RHEL 3 : httpd (RHSA-2004:463)

#%NASL_MIN_LEVEL 70300
#
# (C) Tenable Network Security, Inc.
#
# The descriptive text and package checks in this plugin were  
# extracted from Red Hat Security Advisory RHSA-2004:463. The text 
# itself is copyright (C) Red Hat, Inc.
#

include('deprecated_nasl_level.inc');
include('compat.inc');

if (description)
{
  script_id(14736);
  script_version("1.29");
  script_set_attribute(attribute:"plugin_modification_date", value:"2021/01/14");

  script_cve_id("CVE-2004-0747", "CVE-2004-0751", "CVE-2004-0786", "CVE-2004-0809");
  script_xref(name:"RHSA", value:"2004:463");

  script_name(english:"RHEL 3 : httpd (RHSA-2004:463)");
  script_summary(english:"Checks the rpm output for the updated packages");

  script_set_attribute(
    attribute:"synopsis", 
    value:"The remote Red Hat host is missing one or more security updates."
  );
  script_set_attribute(
    attribute:"description", 
    value:
"Updated httpd packages that include fixes for security issues are now
available.

The Apache HTTP server is a powerful, full-featured, efficient, and
freely-available Web server.

Four issues have been discovered affecting releases of the Apache HTTP
2.0 Server, up to and including version 2.0.50 :

Testing using the Codenomicon HTTP Test Tool performed by the Apache
Software Foundation security group and Red Hat uncovered an input
validation issue in the IPv6 URI parsing routines in the apr-util
library. If a remote attacker sent a request including a carefully
crafted URI, an httpd child process could be made to crash. This issue
is not believed to allow arbitrary code execution on Red Hat
Enterprise Linux. This issue also does not represent a significant
denial of service attack as requests will continue to be handled by
other Apache child processes. The Common Vulnerabilities and Exposures
project (cve.mitre.org) has assigned the name CVE-2004-0786 to this
issue.

The Swedish IT Incident Centre (SITIC) reported a buffer overflow in
the expansion of environment variables during configuration file
parsing.
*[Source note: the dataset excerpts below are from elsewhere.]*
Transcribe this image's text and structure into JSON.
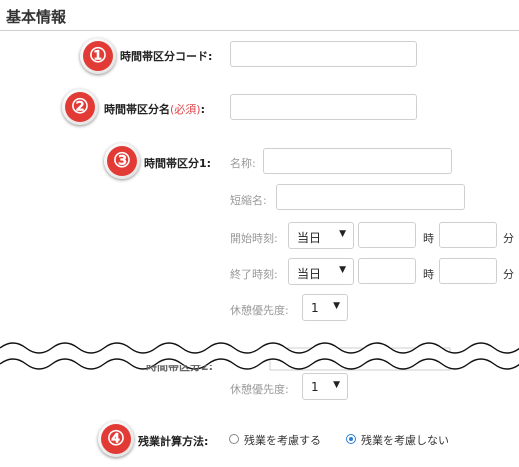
{
  "section": {
    "title": "基本情報"
  },
  "badges": [
    "①",
    "②",
    "③",
    "④"
  ],
  "fields": {
    "code_label": "時間帯区分コード:",
    "name_label": "時間帯区分名",
    "name_required": "(必須)",
    "name_colon": ":",
    "slot1_label": "時間帯区分1:",
    "slot2_label_partial": "時間帯区分2:"
  },
  "slot1": {
    "name_label": "名称:",
    "short_label": "短縮名:",
    "start_label": "開始時刻:",
    "end_label": "終了時刻:",
    "break_label": "休憩優先度:",
    "start_day": "当日",
    "end_day": "当日",
    "hour_unit": "時",
    "minute_unit": "分",
    "break_value": "1"
  },
  "slot2": {
    "break_label": "休憩優先度:",
    "break_value": "1"
  },
  "overtime": {
    "label": "残業計算方法:",
    "options": [
      {
        "label": "残業を考慮する",
        "selected": false
      },
      {
        "label": "残業を考慮しない",
        "selected": true
      }
    ]
  },
  "caret": "▼"
}
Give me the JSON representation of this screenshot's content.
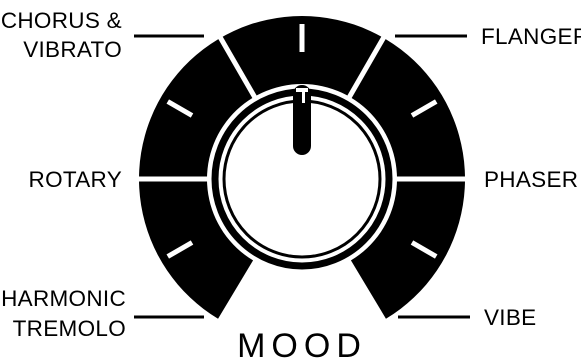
{
  "control": {
    "title": "MOOD",
    "options": [
      {
        "id": "chorus-vibrato",
        "lines": [
          "CHORUS &",
          "VIBRATO"
        ]
      },
      {
        "id": "flanger",
        "lines": [
          "FLANGER"
        ]
      },
      {
        "id": "rotary",
        "lines": [
          "ROTARY"
        ]
      },
      {
        "id": "phaser",
        "lines": [
          "PHASER"
        ]
      },
      {
        "id": "harmonic-tremolo",
        "lines": [
          "HARMONIC",
          "TREMOLO"
        ]
      },
      {
        "id": "vibe",
        "lines": [
          "VIBE"
        ]
      }
    ]
  },
  "colors": {
    "ink": "#000000",
    "paper": "#ffffff"
  }
}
This issue could allow a local user to gain 'apache'
privileges if an httpd process can be forced to parse a carefully
crafted .htaccess file written by a local user. The Common
Vulnerabilities and Exposures project (cve.mitre.org) has assigned the
name CVE-2004-0747 to this issue.

An issue was discovered in the mod_ssl module which could be triggered
if the server is configured to allow proxying to a remote SSL server.
A malicious remote SSL server could force an httpd child process to
crash by sending a carefully crafted response header. This issue is
not believed to allow execution of arbitrary code. This issue also
does not represent a significant Denial of Service attack as requests
will continue to be handled by other Apache child processes. The
Common Vulnerabilities and Exposures project (cve.mitre.org) has
assigned the name CVE-2004-0751 to this issue.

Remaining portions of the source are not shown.